Legal Zoom Gets Served


Those of you who have been following this blog, know of my weariness against “DIY” estate planning services.   I believe using these services, such as Legal Zoom, for one’s own estate planning services – wills, trusts, power of attorneys, etc. – is just a recipe for disaster.  While I can understand why people who do not think they have complicated lives/estates might be drawn to purchasing “simple” documents at Wal-Mart prices, making one wrong choice could prove disastrous.  Even if the basic form is good (which I do not believe they are), it is highly unlikely a consumer would  complete them correctly.

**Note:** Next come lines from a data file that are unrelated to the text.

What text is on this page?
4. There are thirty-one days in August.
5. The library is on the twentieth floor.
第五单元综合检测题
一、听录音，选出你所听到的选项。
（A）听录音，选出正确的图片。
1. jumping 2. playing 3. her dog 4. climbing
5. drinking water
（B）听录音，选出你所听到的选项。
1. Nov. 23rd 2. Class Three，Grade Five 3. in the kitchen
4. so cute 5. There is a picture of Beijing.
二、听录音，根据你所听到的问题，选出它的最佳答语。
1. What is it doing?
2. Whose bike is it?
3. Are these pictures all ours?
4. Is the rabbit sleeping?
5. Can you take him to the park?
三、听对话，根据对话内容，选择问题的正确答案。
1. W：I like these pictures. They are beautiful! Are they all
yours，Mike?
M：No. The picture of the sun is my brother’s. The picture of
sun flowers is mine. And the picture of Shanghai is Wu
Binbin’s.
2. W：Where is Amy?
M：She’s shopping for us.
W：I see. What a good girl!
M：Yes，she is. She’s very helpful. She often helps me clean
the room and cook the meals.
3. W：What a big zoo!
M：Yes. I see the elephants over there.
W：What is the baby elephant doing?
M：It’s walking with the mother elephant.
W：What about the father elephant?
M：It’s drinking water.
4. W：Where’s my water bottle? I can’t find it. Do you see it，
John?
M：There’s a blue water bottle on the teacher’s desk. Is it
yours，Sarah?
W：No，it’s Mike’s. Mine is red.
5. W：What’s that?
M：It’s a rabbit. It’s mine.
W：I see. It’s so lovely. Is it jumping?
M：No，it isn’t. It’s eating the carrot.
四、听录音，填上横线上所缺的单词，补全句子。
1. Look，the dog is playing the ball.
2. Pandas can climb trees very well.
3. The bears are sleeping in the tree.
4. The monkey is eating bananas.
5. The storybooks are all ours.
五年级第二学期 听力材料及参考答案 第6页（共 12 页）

It appears that the State Bar of North Carolina (Unauthorized Practice) and a few Missouri law firms agree!  Legal Zoom has been slapped with an amended class action petition on behalf of plaintiffs in Missouri  seeking refunds of all fees paid to Legal Zoom by Missouri consumers.  In addition, a suit has been filed by the North Carolina unlawful practice of law committee for the State Bar of North Carolina with a cease and desist letter.    Legal Zoom is aware of the suits and will apparently vigorously defend the claims. 
 
Just remember that fixing your plumbing or electricity may cause a problem that you can have fixed by a professional (provided you do not burn your house down), but most estate planning documents are not actually used until some dies or becomes incapacitated, when it is too late to make changes, and then if they are wrong or not coordinated properly with assets and beneficiary designations, the wrong person may make decisions or receive assets or the right person may receive assets at the wrong time.   I encourage everyone to go to an experienced estate planning lawyer, who is well versed in tax law, who drafts documents customized to each person’s situation, to make sure that your wishes and objectives will be translated into your estate planning documents.